The brief was issued as the Australian government is reviewing its own e-security national agenda with the aim of creating a secure and trusted electronic operating environment for users.

The review is targeted at ensuring Australia is well prepared for the opportunities and challenges created by the convergence of communications, information technology and the Internet. The government notes the online landscape has changed significantly since the agenda was announced in September 2001 with the emergence of new technologies and more serious e-security attacks. Australia's security framework must be able to respond to these dangers.

Submissions from the public and industry closed on May 8, and the government is now considering its response.

The issue is more important than ever. As NASCIO said in a release, technology is pervasive both in the workplace and in the home. However, the threats to state IT systems and the sensitive information within them seem to multiply and evolve as quickly as the technology itself develops. To keep pace with the proliferation of current and future IT security threats, state CIOs must clearly and successfully articulate the need for ongoing investment in IT security.

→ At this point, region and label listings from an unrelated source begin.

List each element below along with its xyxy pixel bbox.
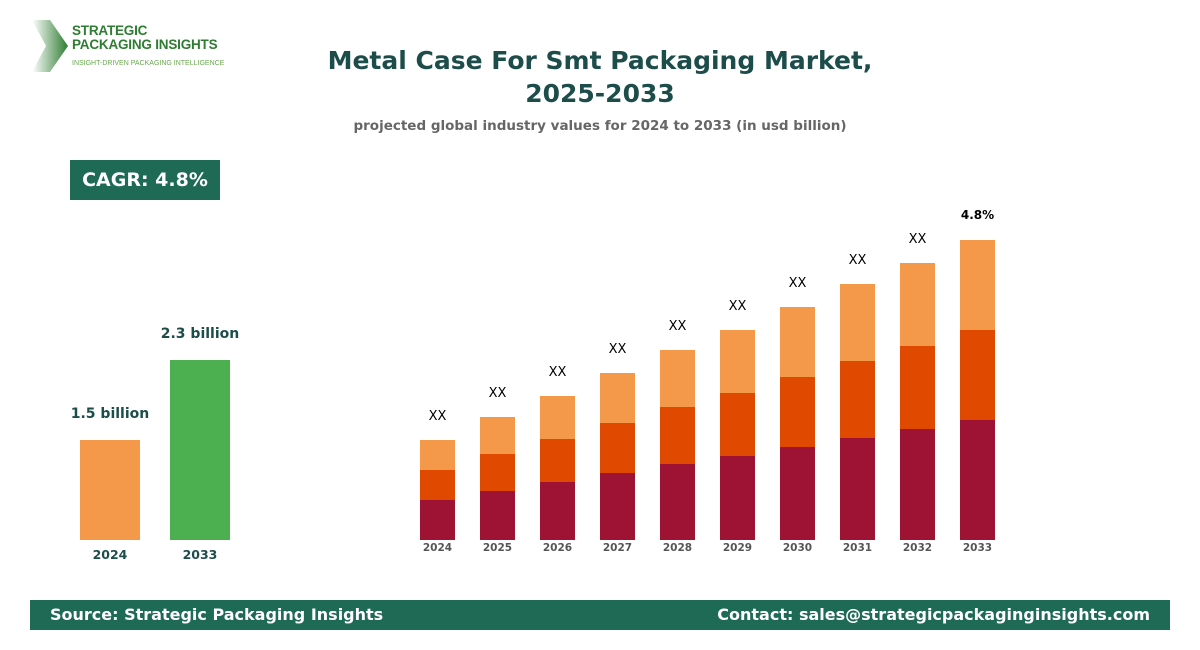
- bar-segment-2032-0: [900, 429, 935, 540]
- bar-segment-2032-2: [900, 263, 935, 346]
- bar-segment-2031-0: [840, 438, 875, 540]
- bar-segment-2031-2: [840, 284, 875, 361]
- data-label: XX: [729, 299, 747, 314]
- x-tick-label: 2030: [783, 542, 812, 554]
- x-tick-label: 2028: [663, 542, 692, 554]
- bar-segment-2027-1: [600, 423, 635, 473]
- data-label: 4.8%: [961, 208, 994, 222]
- x-tick-label: 2024: [423, 542, 452, 554]
- summary-bar-2024: [80, 440, 140, 540]
- bar-segment-2024-1: [420, 470, 455, 500]
- title-line-1: Metal Case For Smt Packaging Market,: [327, 46, 873, 75]
- summary-year-label: 2024: [92, 547, 128, 562]
- cagr-badge: CAGR: 4.8%: [70, 160, 220, 200]
- bar-segment-2025-1: [480, 454, 515, 491]
- summary-data-label: 1.5 billion: [70, 406, 150, 422]
- x-tick-label: 2027: [603, 542, 632, 554]
- data-label: XX: [789, 276, 807, 291]
- bar-segment-2031-1: [840, 361, 875, 438]
- source-text: Source: Strategic Packaging Insights: [50, 605, 384, 624]
- x-tick-label: 2032: [903, 542, 932, 554]
- bar-segment-2029-1: [720, 393, 755, 456]
- data-label: XX: [669, 319, 687, 334]
- bar-segment-2032-1: [900, 346, 935, 429]
- x-tick-label: 2029: [723, 542, 752, 554]
- stacked-bar-chart: XX 2024 XX 2025 XX 2026 XX 2027 XX 2028 XX 2029 XX 20…: [420, 208, 995, 554]
- contact-text: Contact: sales@strategicpackaginginsight…: [717, 605, 1150, 624]
- bar-segment-2026-2: [540, 396, 575, 439]
- data-label: XX: [429, 409, 447, 424]
- bar-segment-2030-2: [780, 307, 815, 377]
- subtitle: projected global industry values for 202…: [353, 118, 847, 134]
- bar-segment-2027-0: [600, 473, 635, 540]
- bar-segment-2028-1: [660, 407, 695, 464]
- footer-bar: Source: Strategic Packaging Insights Con…: [30, 600, 1170, 630]
- page-title: Metal Case For Smt Packaging Market, 202…: [300, 44, 900, 110]
- data-label: XX: [609, 342, 627, 357]
- x-tick-label: 2026: [543, 542, 572, 554]
- bar-segment-2029-2: [720, 330, 755, 393]
- logo-tagline: INSIGHT-DRIVEN PACKAGING INTELLIGENCE: [72, 60, 225, 67]
- logo-text: PACKAGING INSIGHTS: [72, 37, 218, 52]
- summary-year-label: 2033: [182, 547, 218, 562]
- bar-segment-2033-2: [960, 240, 995, 330]
- bar-segment-2033-1: [960, 330, 995, 420]
- bar-segment-2028-2: [660, 350, 695, 407]
- data-label: XX: [909, 232, 927, 247]
- bar-segment-2024-0: [420, 500, 455, 540]
- title-line-2: 2025-2033: [525, 79, 675, 108]
- logo-text: STRATEGIC: [72, 23, 148, 38]
- bar-segment-2033-0: [960, 420, 995, 540]
- logo-chevron-icon: [32, 20, 68, 72]
- bar-segment-2025-0: [480, 491, 515, 540]
- data-label: XX: [849, 253, 867, 268]
- bar-segment-2027-2: [600, 373, 635, 423]
- x-tick-label: 2031: [843, 542, 872, 554]
- bar-segment-2030-0: [780, 447, 815, 540]
- bar-segment-2025-2: [480, 417, 515, 454]
- bar-segment-2029-0: [720, 456, 755, 540]
- data-label: XX: [489, 386, 507, 401]
- bar-segment-2030-1: [780, 377, 815, 447]
- bar-segment-2028-0: [660, 464, 695, 540]
- bar-segment-2026-0: [540, 482, 575, 540]
- summary-data-label: 2.3 billion: [160, 326, 240, 342]
- bar-segment-2024-2: [420, 440, 455, 470]
- bar-segment-2026-1: [540, 439, 575, 482]
- summary-bar-2033: [170, 360, 230, 540]
- data-label: XX: [549, 365, 567, 380]
- x-tick-label: 2033: [963, 542, 992, 554]
- x-tick-label: 2025: [483, 542, 512, 554]
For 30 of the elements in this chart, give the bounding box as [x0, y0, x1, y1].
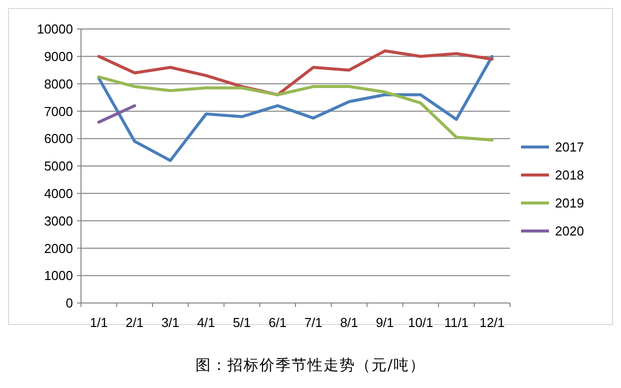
y-tick-label: 5000	[44, 158, 73, 174]
x-tick-label: 3/1	[161, 315, 180, 330]
y-tick-label: 9000	[44, 48, 73, 64]
line-series	[97, 54, 494, 162]
y-tick-label: 10000	[36, 22, 73, 37]
x-tick-label: 11/1	[444, 315, 469, 330]
y-tick-label: 2000	[44, 240, 73, 256]
y-tick-label: 1000	[44, 268, 73, 284]
y-tick-label: 0	[66, 296, 73, 311]
line-series	[97, 75, 494, 142]
x-tick-label: 7/1	[304, 315, 322, 330]
x-tick-label: 2/1	[126, 315, 144, 330]
x-tick-label: 1/1	[90, 315, 108, 330]
x-tick-label: 10/1	[408, 315, 434, 330]
legend-label: 2018	[555, 168, 584, 183]
legend-label: 2019	[555, 196, 584, 211]
x-tick-label: 9/1	[376, 315, 394, 330]
legend-label: 2020	[555, 224, 584, 239]
y-tick-label: 6000	[44, 131, 73, 146]
x-tick-label: 12/1	[479, 315, 505, 330]
legend-label: 2017	[555, 140, 584, 155]
x-tick-label: 6/1	[268, 315, 287, 330]
y-tick-label: 8000	[44, 76, 73, 92]
text: 图：招标价季节性走势（元/吨）	[195, 356, 426, 374]
x-tick-label: 4/1	[197, 315, 216, 330]
y-tick-label: 3000	[44, 213, 73, 228]
x-tick-label: 5/1	[232, 315, 251, 330]
y-tick-label: 7000	[44, 104, 73, 119]
x-tick-label: 8/1	[340, 315, 358, 330]
y-tick-label: 4000	[44, 186, 73, 201]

"Security has always been a top priority for the state CIOs," said Mary Carroll, Ohio CIO and co-chair of NASCIO's Information Security and Privacy Committee. "Through this brief, we are helping to provide the state CIOs with strategies for obtaining ongoing, sustainable funding for IT security. Adequate IT security investment can help the state CIOs address and manage today's risks and also prepare for tomorrow's risks."

The brief incorporates concepts of risk management, stressing the importance of a thorough assessment and prioritization of potential risks that threaten state IT systems and resources. The IT risk assessment is an important tool in determining which IT security risks are the most critical. The state CIO can then use that information to support the case for adequate funding and then determine how funding can be strategically allocated to address those threats.

"Citizens place their trust in state government to protect IT infrastructure, provide reliable online services and protect the privacy of sensitive citizen information housed within state IT systems. The state CIOs play a key role in the preservation of this trust by ensuring adequate funding levels for state IT security. State CIOs will find this brief helpful in creating funding strategies for their IT security efforts," said Brenda Decker, Nebraska CIO, and co-chair of the Information Security and Privacy Committee.